Le cri des guetteurs à l’entrée des cités. Artana ! Artana ! C’est le cri d’alerte que poussent les guetteurs postés à l’entrée des cités du trafic de la drogue quand approchent la police ou des individus suspects. L’histoire se déroule à Courvilliers, commune imaginaire du département, mais débute par le meurtre en Thaïlande de Rayan, un des ses enfants. Erik Ketezer, un vétérinaire vivant en Normandie, lui aussi natif de la ville qu’il a quittée une dizaine d’années plus tôt, et ami de la famille de la victime, est chargé de partir dans ce pays d’Asie du Sud-Est pour se charger du rapatriement de la dépouille. La suite se déroule à Courvilliers où le narrateur retrouve une ville qu’il ne reconnaît plus… Si Kepel soulignait l’influence des caïds et des barbus dans les cités, Daeninckx décrit dans ce nouveau roman noir un système où ces derniers ont fait la jonction avec les politiques locaux, l’ensemble faisant désormais système : trafic d’influence, corruption, clientélisme, persuasion.
Une fiction inspirée de fait divers avérés. Un roman certes, mais dans lequel il est difficile de ne pas percevoir des similitudes avec des faits divers qui ont secoué certaines villes et municipalités du département ces dernières années. Dans la fiction, le trafic de drogue s’organise au sein des services techniques municipaux dirigés par de troubles personnages recrutés en remerciement de services rendus pendant la campagne électorale pour s’assurer des voix issues des cités. En 2013, la police avait découvert 11 kilos de cocaïne et des armes de guerre dans les services techniques de Bagnolet. En 2016, 500 kilos de cannabis avaient été saisis dans le centre technique municipal de Saint-Denis. Dans le roman, la responsable du service de l’urbanisme est blessée d’une balle dans la jambe, comme l'a été un conseiller municipal de Noisy-le-Sec en 2016. Parmi les personnages principaux, le directeur général des services de Courvilliers, recruté sans qualification ni concours, avec un faux CV dans lequel il revendique des diplômes jamais obtenus. A Aubervilliers, un militant sans qualification avait obtenu la direction d’un service municipal avant d’être arrêté par la police pour avoir menacé de mort un de ses voisins.
Toute ressemblance ne serait pas fortuite.
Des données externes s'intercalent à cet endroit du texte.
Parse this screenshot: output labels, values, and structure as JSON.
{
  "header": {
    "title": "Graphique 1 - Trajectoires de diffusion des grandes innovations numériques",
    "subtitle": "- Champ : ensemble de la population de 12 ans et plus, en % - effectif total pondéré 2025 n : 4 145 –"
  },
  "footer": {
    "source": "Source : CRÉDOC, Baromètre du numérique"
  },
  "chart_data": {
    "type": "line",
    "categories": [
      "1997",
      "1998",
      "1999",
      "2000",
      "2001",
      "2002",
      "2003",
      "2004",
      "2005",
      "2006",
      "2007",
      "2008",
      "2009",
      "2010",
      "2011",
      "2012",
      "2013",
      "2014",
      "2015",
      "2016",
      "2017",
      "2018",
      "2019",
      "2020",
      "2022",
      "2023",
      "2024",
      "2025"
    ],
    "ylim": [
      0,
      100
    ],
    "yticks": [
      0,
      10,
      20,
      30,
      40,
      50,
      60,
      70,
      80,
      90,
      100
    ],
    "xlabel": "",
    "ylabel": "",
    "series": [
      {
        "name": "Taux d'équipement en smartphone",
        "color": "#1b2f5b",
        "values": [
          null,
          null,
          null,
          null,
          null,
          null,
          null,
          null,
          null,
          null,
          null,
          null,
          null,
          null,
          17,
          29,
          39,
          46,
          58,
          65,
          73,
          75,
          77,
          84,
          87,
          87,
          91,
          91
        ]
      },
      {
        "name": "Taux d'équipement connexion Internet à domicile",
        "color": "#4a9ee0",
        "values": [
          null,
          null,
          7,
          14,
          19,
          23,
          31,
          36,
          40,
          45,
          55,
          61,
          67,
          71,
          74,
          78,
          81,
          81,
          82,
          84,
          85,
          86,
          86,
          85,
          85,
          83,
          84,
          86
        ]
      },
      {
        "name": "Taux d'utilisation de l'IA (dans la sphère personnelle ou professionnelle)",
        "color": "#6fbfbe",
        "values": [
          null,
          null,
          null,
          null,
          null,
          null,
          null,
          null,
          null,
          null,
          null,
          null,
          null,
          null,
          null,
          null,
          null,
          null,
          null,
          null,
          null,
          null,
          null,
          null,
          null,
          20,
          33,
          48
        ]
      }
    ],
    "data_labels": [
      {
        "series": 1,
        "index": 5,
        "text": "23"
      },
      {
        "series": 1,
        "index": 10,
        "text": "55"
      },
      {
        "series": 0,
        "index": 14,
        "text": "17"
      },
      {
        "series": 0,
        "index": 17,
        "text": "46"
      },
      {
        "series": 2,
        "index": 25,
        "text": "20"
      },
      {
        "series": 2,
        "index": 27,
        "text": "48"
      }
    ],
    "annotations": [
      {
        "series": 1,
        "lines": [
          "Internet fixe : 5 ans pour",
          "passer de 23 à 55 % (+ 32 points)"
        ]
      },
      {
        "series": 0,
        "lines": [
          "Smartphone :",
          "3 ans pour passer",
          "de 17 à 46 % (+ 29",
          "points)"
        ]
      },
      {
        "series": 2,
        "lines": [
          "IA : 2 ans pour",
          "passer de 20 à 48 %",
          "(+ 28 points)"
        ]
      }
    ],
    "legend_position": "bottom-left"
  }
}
Daeninckx, en bon habitant d’Aubervilliers où il vit depuis presque toujours, est-il allé chercher la figure du maire de Courvilliers dans sa propre ville ? Ceux qui connaissent bien le landerneau n’hésitent pas à faire le rapprochement entre Patrick Muletier, le premier magistrat de Courvilliers, qui a épousé la fille du Commandeur, ancien maire retiré de la vie politique mais qui a toujours un bureau à l’hôtel de ville, et Jacques Salvator, gendre de Jack Ralite disparu en 2017, qui dirigea Aubervilliers de 2008 à 2014. Alors, si Artana ! Artana ! reste un roman, si toute ressemblance avec des événements ou des personnages connus peut s’avérer troublante, l’auteur semble vouloir lever les malentendus. « En 2014, dans les villes comme Aubervilliers, Saint-Denis, Noisy-le-Sec, Bobigny, des têtes de liste aux municipales ont passé une alliance avec les bandits du secteur pour se faire élire ou se maintenir en place », écrit-il dans un moment du roman où il a voulu sans aucun doute se montrer plus explicite.
Artana ! Artana !, Didier Daeninckx, Gallimard, 2018.